Schwaller Urs · Ständerat · 2012-06-05
Schwaller Urs · Ständerat · Freiburg · Fraktion CVP-EVP · 2012-06-05
Wortprotokoll
Die ersatzlose Streichung von Artikel 190 der Bundesverfassung ist nur auf den ersten Blick und vordergründig eine sogenannt einfache, pragmatische, elegante und intelligente Lösung, wie dies in den letzten Wochen in verschiedenen befürwortenden rechtlichen Aufsätzen geschrieben und wie es auch gesagt worden ist. Der Schein, dass es eine einfache Lösung sei, trügt. Mit der ersatzlosen Streichung von Artikel 190 entfällt auch die Massgeblichkeit der Bundesgesetze; das gilt nicht nur für das Bundesgericht. Die Gebundenheit und Massgeblichkeit entfällt - so, wie ich es verstehe - für sämtliche rechtsanwendenden Behörden. Betroffen sind nicht nur die Gerichte des Bundes und die kantonalen Gerichte - und zwar die Gerichte aller Stufen, eingeschlossen die Einzelrichter -, sondern auch viele erstinstanzliche Anwender von Bundesgesetzen und auch nichtrichterliche Rechtsmittelinstanzen.
Ich teile die Auffassung, die unter anderem von Professor Giovanni Biaggini vertreten wird, dass sich mit der ersatzlosen Streichung von Artikel 190 - so, wie sie vorgeschlagen ist - im ausgeprägt dezentralen System der Bundesrechtsverwirklichung, wie wir es in der Schweiz kennen, das erhöhte Risiko einer uneinheitlichen Praxis ergibt. Das ist gerade auch der Rechtssicherheit abträglich. Professor Rhinow weist in einem anderen Aufsatz darauf hin, dass Artikel 190 der Bundesverfassung heute Bundesgesetze auch gegenüber den kantonalen Regierungen "immunisiere", wie er sagt. Das ist richtig und wichtig. Mit der ersatzlosen Streichung von Artikel 190 kann meines Erachtens ein zusätzliches Konfliktpotenzial im Verhältnis zwischen Bund und Kantonen entstehen. Gleiches kann ich mir auch im Verhältnis zwischen Bundesrat und Bundesgesetzgeber vorstellen. Die Rechtssicherheit leidet hier ein weiteres Mal. Eine ersatzlose Streichung von Artikel 190 scheint mir nicht der richtige Weg zu sein.
Es kommt hinzu, dass in unserem direktdemokratischen System mit Initiative und Referendum und mit Blick auf die Balance zwischen Exekutive, Legislative und Judikative sowie unter Beachtung der Stellung des Souveräns alles gegen eine einseitige Stärkung der Judikative spricht. Ich will keinen Richterstaat; ich will nicht, dass die Richter faktisch zum Bundesgesetzgeber werden. Warum soll ich fünf Richtern mehr zumuten und vertrauen als 246 Parlamentariern und Parlamentarierinnen, wenn diese ihre Arbeit gründlich machen?

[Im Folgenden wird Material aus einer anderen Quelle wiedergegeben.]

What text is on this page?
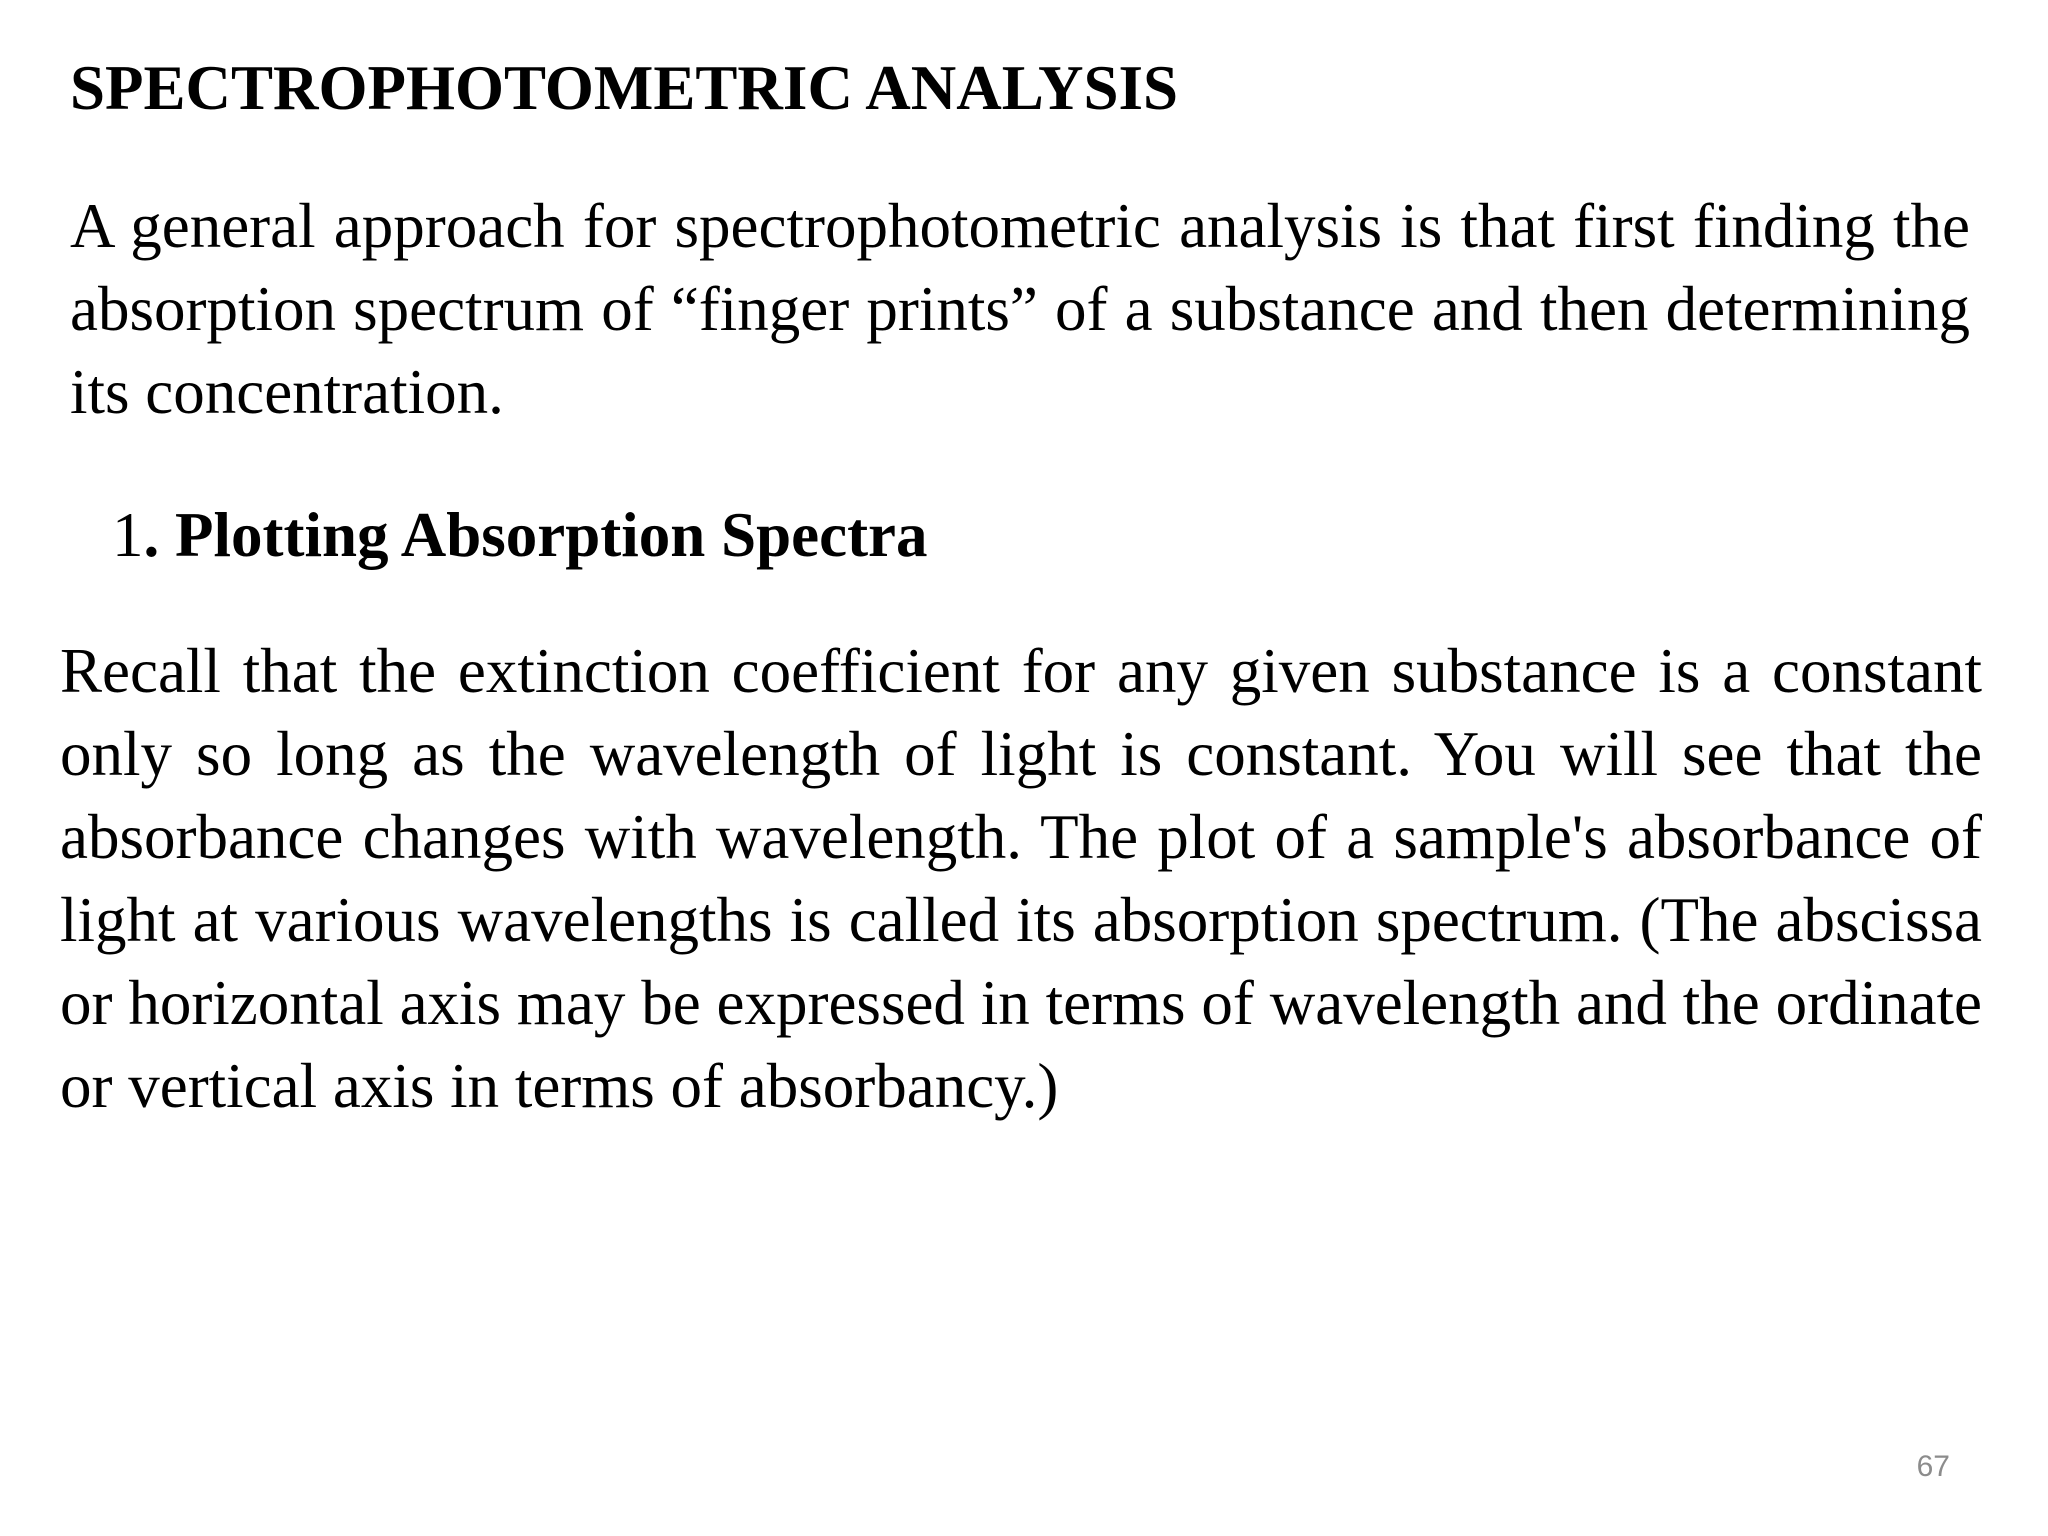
SPECTROPHOTOMETRIC ANALYSIS

A general approach for spectrophotometric analysis is that first finding the absorption spectrum of “finger prints” of a substance and then determining its concentration.

1. Plotting Absorption Spectra

Recall that the extinction coefficient for any given substance is a constant only so long as the wavelength of light is constant. You will see that the absorbance changes with wavelength. The plot of a sample's absorbance of light at various wavelengths is called its absorption spectrum. (The abscissa or horizontal axis may be expressed in terms of wavelength and the ordinate or vertical axis in terms of absorbancy.)

67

An die Adresse von Herrn Luginbühl: Der beste Schutz des Volkes vor einem Parlament, das seine Aufgaben nicht wahrnimmt, ist, dass dieses Volk dann andere Parlamentarier wählt. Auch Richterwahlen haben sich übrigens in den letzten Jahren immer mehr zu Wahlen in Funktion der prozentualen Stärke der Parteien entwickelt, und nicht immer war fachliche Kompetenz allein ausschlaggebend.
An uns Parlamentariern ist es im Gegenzug - damit möchte ich schliessen -, bei der Prüfung, bei der Redaktion von Bundesgesetzen zum Teil sorgfältiger vorzugehen und uns die Frage der Verfassungsmässigkeit von Bundesgesetzen, aber auch von Initiativen, vor der Schlussabstimmung, vielleicht auch vor der Volksabstimmung, zu stellen und nicht, wie das heute oft der Fall ist, erst hinterher.
Alles in allem kann dem Antrag auf eine ersatzlose Streichung von Artikel 190 der Bundesverfassung also nicht zugestimmt werden.